JEAN LORRAIN, French journalist, born, (d: 1906); born Paul Duval, Lorrain was a French poet and novelist of the Symbolist school. Lorrain was a dedicated disciple of dandyism, and (for the times) openly Gay. Lorrain wrote a number of collections of verse, including La forêt bleue (1883) and L’ombre ardente, (1897).

He is also remembered for his decadent novels and short stories, such as Monsieur de Phocas (1901) and Histoires des masques (1900), as well as for one of his best novels, Sonyeuse, which he links to portraits exhibited by Antonio de la Gandara in 1893.

The once famous journalist worked only because he had to. He preferred to spend his life sleeping with the sailors along the Paris, Nice and Marseilles waterfronts. “Fucking,” he once wrote, “is basically a sport for idle minds. When you work, it’s good-bye ass!” Although his works are largely forgotten today, they should be revived and vigorously pursued. How can one ignore…I mean, ya gotta love!…an author who, in a fashionable Parisian restaurant, once shouted at the top of his lungs the following couplet: “I spent the night between two fellows from the docks, / who took turns, and cured me of the hots!”

Lorrain’s work often evokes a seamy urban underworld of sodomy, Lesbianism, drug-addiction, and crime.
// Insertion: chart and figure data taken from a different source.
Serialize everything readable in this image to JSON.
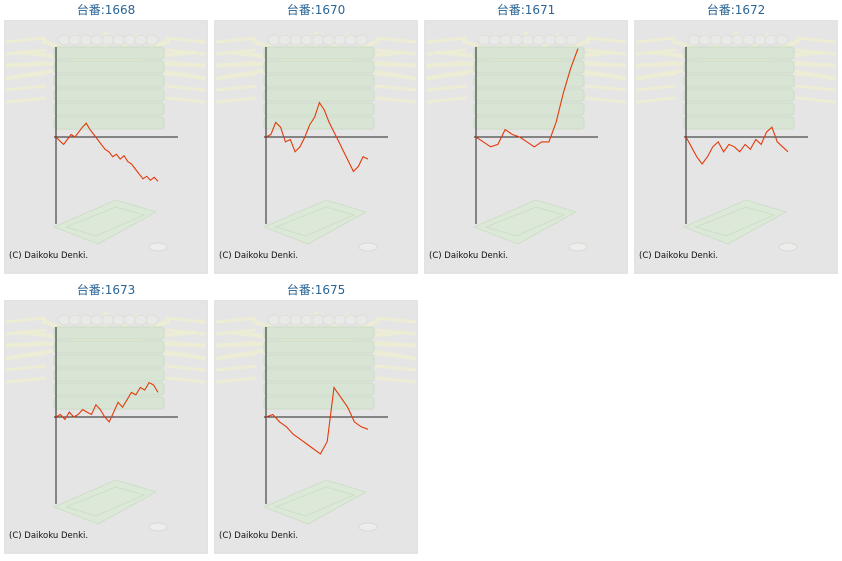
{
  "charts_meta": {
    "copyright": "(C) Daikoku Denki."
  },
  "chart_data": [
    {
      "type": "line",
      "title": "台番:1668",
      "values": [
        0,
        -8,
        -15,
        -5,
        5,
        0,
        10,
        20,
        28,
        15,
        5,
        -5,
        -15,
        -25,
        -30,
        -40,
        -35,
        -45,
        -38,
        -50,
        -55,
        -65,
        -75,
        -85,
        -80,
        -88,
        -82,
        -90
      ]
    },
    {
      "type": "line",
      "title": "台番:1670",
      "values": [
        0,
        5,
        30,
        20,
        -10,
        -5,
        -30,
        -20,
        0,
        25,
        40,
        70,
        55,
        30,
        10,
        -10,
        -30,
        -50,
        -70,
        -60,
        -40,
        -45
      ]
    },
    {
      "type": "line",
      "title": "台番:1671",
      "values": [
        0,
        -10,
        -20,
        -15,
        15,
        5,
        0,
        -10,
        -20,
        -10,
        -10,
        30,
        90,
        140,
        180
      ]
    },
    {
      "type": "line",
      "title": "台番:1672",
      "values": [
        0,
        -20,
        -40,
        -55,
        -40,
        -20,
        -10,
        -30,
        -15,
        -20,
        -30,
        -15,
        -25,
        -5,
        -15,
        10,
        20,
        -10,
        -20,
        -30
      ]
    },
    {
      "type": "line",
      "title": "台番:1673",
      "values": [
        0,
        5,
        -5,
        10,
        0,
        5,
        15,
        10,
        5,
        25,
        15,
        0,
        -10,
        10,
        30,
        20,
        35,
        50,
        45,
        60,
        55,
        70,
        65,
        50
      ]
    },
    {
      "type": "line",
      "title": "台番:1675",
      "values": [
        0,
        5,
        -10,
        -20,
        -35,
        -45,
        -55,
        -65,
        -75,
        -50,
        60,
        40,
        20,
        -10,
        -20,
        -25
      ]
    }
  ]
}
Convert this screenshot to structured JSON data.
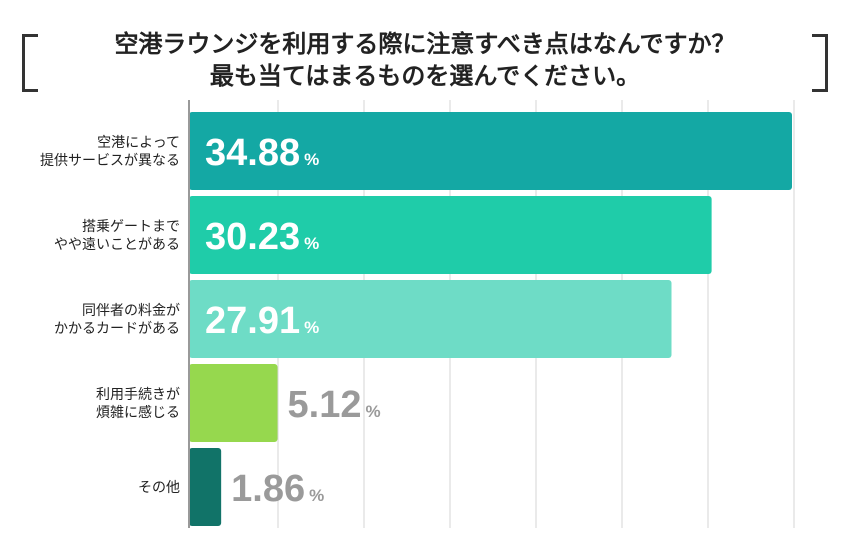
{
  "title": {
    "line1": "空港ラウンジを利用する際に注意すべき点はなんですか？",
    "line2": "最も当てはまるものを選んでください。"
  },
  "chart_data": {
    "type": "bar",
    "orientation": "horizontal",
    "categories": [
      [
        "空港によって",
        "提供サービスが異なる"
      ],
      [
        "搭乗ゲートまで",
        "やや遠いことがある"
      ],
      [
        "同伴者の料金が",
        "かかるカードがある"
      ],
      [
        "利用手続きが",
        "煩雑に感じる"
      ],
      [
        "その他"
      ]
    ],
    "values": [
      34.88,
      30.23,
      27.91,
      5.12,
      1.86
    ],
    "unit": "%",
    "colors": [
      "#14a8a4",
      "#1fcca9",
      "#6edcc6",
      "#96d84e",
      "#117368"
    ],
    "xlim": [
      0,
      35
    ],
    "grid": true
  }
}
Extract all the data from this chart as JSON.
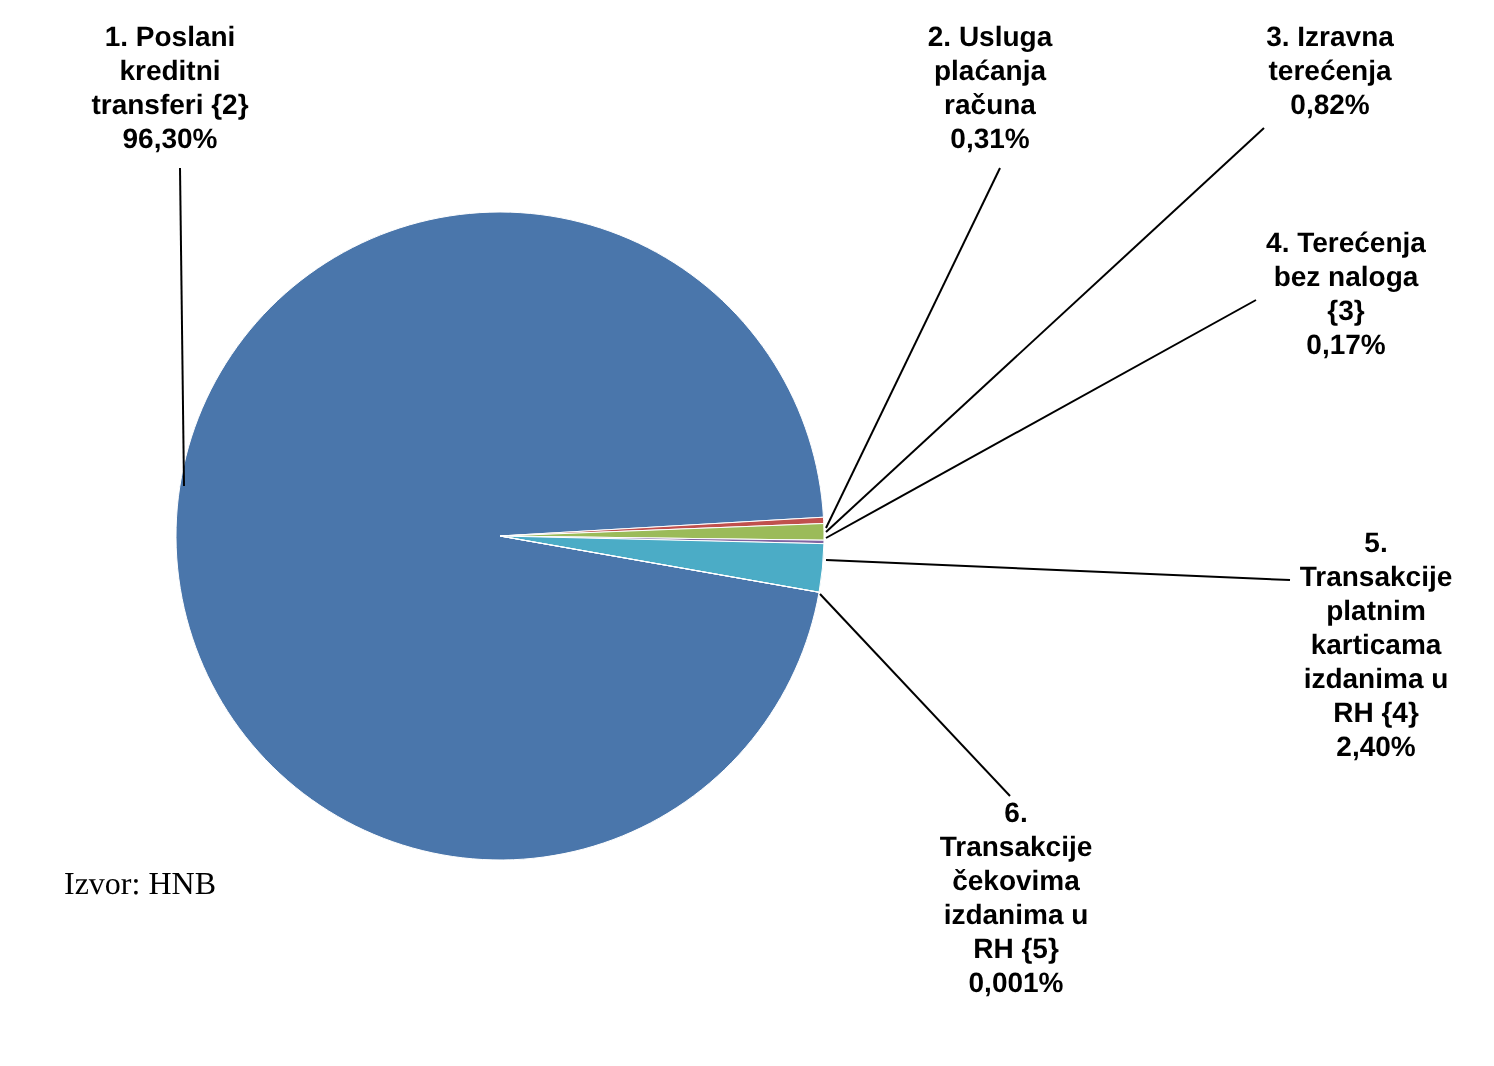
{
  "chart_data": {
    "type": "pie",
    "categories": [
      "1. Poslani kreditni transferi {2}",
      "2. Usluga plaćanja računa",
      "3. Izravna terećenja",
      "4. Terećenja bez naloga {3}",
      "5. Transakcije platnim karticama izdanima u RH {4}",
      "6. Transakcije čekovima izdanima u RH {5}"
    ],
    "values": [
      96.3,
      0.31,
      0.82,
      0.17,
      2.4,
      0.001
    ],
    "value_labels": [
      "96,30%",
      "0,31%",
      "0,82%",
      "0,17%",
      "2,40%",
      "0,001%"
    ],
    "colors": [
      "#4a76ab",
      "#c0504d",
      "#9bbb59",
      "#8064a2",
      "#4bacc6",
      "#f79646"
    ],
    "annotations": [
      "Izvor: HNB"
    ]
  }
}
His best novels appeared in his final years. Monsieur de Bougrelon (1897), Monsieur de Phocas (1901), and Le Vice Errant (1902) center on men mired in decadence, vice, and (implicitly) homosexuality; La Maison Philibert (1904) gives a picture of life in a provincial brothel and a panoramic tour of Parisian prostitution and criminality.

Most of Lorrain’s income derived from journalism. Beginning in the mid-1880s, he wrote regular columns for a series of mass-circulation newspapers, most notably Le Courrier français, L’Événement, and L’Écho de Paris. He chronicled Parisian life of the day — the literary, theatrical, and artistic worlds, as well as French society, both high and low — using his savage wit to attack and ridicule many of the era’s leading figures. In the process, he made countless enemies. Edmond de Goncourt wondered in 1895, “What’s Lorrain’s dominant trait? Is it spite or a complete lack of tact?” (Most people thought it the former.) But as Sarah Bernhardt once wrote Lorrain, “inside the abominably depraved being that you are, there beats the heart of a great artist, a genuinely sensitive and tender heart.”